Rialmo’s Suit: Just Cop Intimidation
Feb. 9, 2016 (Mimesis Law) — When lawsuits for defamation started to affect free speech, many states responded with new legislation, called anti-SLAPP* laws. The purpose of the SLAPP suit is not to win, but to intimidate those who would participate in a public process. It is to censor critics, to shut them up and to penalize them for speaking out or for petitioning the government for a redress of grievances.
So in Chicago, that bastion of police integrity, full of cops who put the truth above the blue wall of silence, ah, that city in Illinois long known for corruption, they have out-done themselves this time.
On December 26, 2015, Chicago Police officer Robert Rialmo shot and killed 19‑year‑old Quintonio LeGrier and Bettie Jones, a mother of five.
Rialmo claimed that LeGrier was coming after him with a baseball bat and that he was in fear of his life. On the other hand, Jones was not threatening anyone, and was a truly innocent bystander.
Rialmo has since filed a $10 million dollar lawsuit against the estate of LeGrier, claiming that he has been traumatized. Rialmo claims that LeGrier was within four feet of him, LeGrier’s father says that his son was more than 20 feet away, and that Rialmo was outside of the house. Technically, Rialmo’s action is a counter-suit.
It hardly seems fair. Rialmo gets to claim qualified immunity and is indemnified by the city for any judgment against him, but at the same time gets to claim damages from the shooting victim?
Which brings me to my next thought. Now I know that I’m considered a baby lawyer, untutored in the ways of the actual practice of law, but it seems to this simple Texas boy that a person filing a lawsuit against the state or a state employee is petitioning the government for a redress of grievances, as guaranteed by the First Amendment to the U.S. Constitution and applied to the States by the Fourteenth Amendment.
You see, in Illinois, like in Texas, the original document filed in a court case is not a complaint, it is a petition.

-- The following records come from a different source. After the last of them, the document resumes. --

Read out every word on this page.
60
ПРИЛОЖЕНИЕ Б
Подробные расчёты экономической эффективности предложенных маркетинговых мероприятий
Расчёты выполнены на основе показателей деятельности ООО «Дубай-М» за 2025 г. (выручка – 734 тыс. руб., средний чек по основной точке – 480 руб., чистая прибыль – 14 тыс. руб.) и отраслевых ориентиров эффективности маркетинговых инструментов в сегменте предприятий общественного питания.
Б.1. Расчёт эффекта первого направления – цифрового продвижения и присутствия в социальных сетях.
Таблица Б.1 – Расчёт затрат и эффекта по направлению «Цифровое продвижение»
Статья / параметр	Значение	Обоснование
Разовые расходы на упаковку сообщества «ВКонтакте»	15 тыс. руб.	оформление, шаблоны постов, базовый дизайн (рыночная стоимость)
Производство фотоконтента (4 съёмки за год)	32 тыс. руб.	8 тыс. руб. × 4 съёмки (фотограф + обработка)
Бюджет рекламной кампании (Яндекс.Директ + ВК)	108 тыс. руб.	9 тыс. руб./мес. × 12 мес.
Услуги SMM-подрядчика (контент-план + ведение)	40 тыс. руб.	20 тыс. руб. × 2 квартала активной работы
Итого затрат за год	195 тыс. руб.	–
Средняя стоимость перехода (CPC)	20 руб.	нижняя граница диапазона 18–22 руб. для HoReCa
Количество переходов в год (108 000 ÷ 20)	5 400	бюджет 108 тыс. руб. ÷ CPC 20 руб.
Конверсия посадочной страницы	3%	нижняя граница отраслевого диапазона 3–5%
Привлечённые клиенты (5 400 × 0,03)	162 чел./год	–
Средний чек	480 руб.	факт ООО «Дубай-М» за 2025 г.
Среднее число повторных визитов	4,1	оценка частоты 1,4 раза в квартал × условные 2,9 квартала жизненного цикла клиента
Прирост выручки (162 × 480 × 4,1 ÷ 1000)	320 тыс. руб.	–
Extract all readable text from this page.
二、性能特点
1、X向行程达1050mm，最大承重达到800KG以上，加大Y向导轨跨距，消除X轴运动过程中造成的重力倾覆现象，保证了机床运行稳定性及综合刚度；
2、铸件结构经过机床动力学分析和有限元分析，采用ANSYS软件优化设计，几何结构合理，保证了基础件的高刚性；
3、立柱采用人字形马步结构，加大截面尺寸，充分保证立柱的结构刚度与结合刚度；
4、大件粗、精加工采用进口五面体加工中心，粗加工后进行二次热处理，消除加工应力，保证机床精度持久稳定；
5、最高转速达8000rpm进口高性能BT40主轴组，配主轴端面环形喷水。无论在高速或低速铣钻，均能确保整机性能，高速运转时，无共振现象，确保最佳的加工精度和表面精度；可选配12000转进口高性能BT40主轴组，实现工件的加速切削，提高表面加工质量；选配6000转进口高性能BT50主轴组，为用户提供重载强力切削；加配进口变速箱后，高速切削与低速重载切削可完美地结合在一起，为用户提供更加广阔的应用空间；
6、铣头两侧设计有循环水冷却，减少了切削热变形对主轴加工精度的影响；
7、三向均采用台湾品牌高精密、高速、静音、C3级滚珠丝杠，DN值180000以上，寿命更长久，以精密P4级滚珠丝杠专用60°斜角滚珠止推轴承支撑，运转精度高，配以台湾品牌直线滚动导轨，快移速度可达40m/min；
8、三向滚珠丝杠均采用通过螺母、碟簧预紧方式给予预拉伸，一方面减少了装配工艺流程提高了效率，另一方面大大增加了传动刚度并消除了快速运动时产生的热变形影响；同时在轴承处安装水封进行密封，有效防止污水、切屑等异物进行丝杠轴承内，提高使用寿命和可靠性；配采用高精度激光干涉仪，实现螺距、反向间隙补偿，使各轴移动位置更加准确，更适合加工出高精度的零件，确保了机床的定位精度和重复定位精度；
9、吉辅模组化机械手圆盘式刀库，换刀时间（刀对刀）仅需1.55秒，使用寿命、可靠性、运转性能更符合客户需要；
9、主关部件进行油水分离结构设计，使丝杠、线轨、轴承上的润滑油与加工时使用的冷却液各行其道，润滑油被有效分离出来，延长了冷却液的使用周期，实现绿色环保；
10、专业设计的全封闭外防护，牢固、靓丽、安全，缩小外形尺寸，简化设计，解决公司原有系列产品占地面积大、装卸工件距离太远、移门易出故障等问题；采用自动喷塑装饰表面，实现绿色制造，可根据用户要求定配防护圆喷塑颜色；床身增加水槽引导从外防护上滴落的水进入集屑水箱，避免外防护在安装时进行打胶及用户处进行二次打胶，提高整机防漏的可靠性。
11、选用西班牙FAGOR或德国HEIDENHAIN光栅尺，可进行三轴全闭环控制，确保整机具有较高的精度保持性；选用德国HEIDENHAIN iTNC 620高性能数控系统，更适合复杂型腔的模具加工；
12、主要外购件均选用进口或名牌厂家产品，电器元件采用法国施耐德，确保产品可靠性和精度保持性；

And that brings me back to the anti-SLAPP statute. Rialmo’s counter-suit is designed to shut up those who would petition the government for a redress of grievances, perfectly meeting the SLAPP requirement.
So hypothetically, what would happen if the plaintiffs filed an anti-SLAPP motion? It puts all discovery on hold, and forces Rialmo to prove by clear and convincing evidence that his lawsuit is proper. It changes the whole playing field.
Further, if Rialmo loses an anti-SLAPP motion, then Rialmo is on the hook for attorney fees.
As a bonus, if he is on the hook for attorney fees, the city isn’t going to come through and indemnify him—he did not file the counter-suit as part of his police duties and the city has no responsibility to cover any judgment against him. It would conceivably mean that Rialmo could have to pay it out of his own pocket.
It may be possible to turn this around on the officer who is quite simply trying a new technique to intimidate those who see accountability.
But what do I know…I’m a baby Texas lawyer, not an Illinois lawyer. All I can tell you is that from a cop perspective, this is pure intimidation.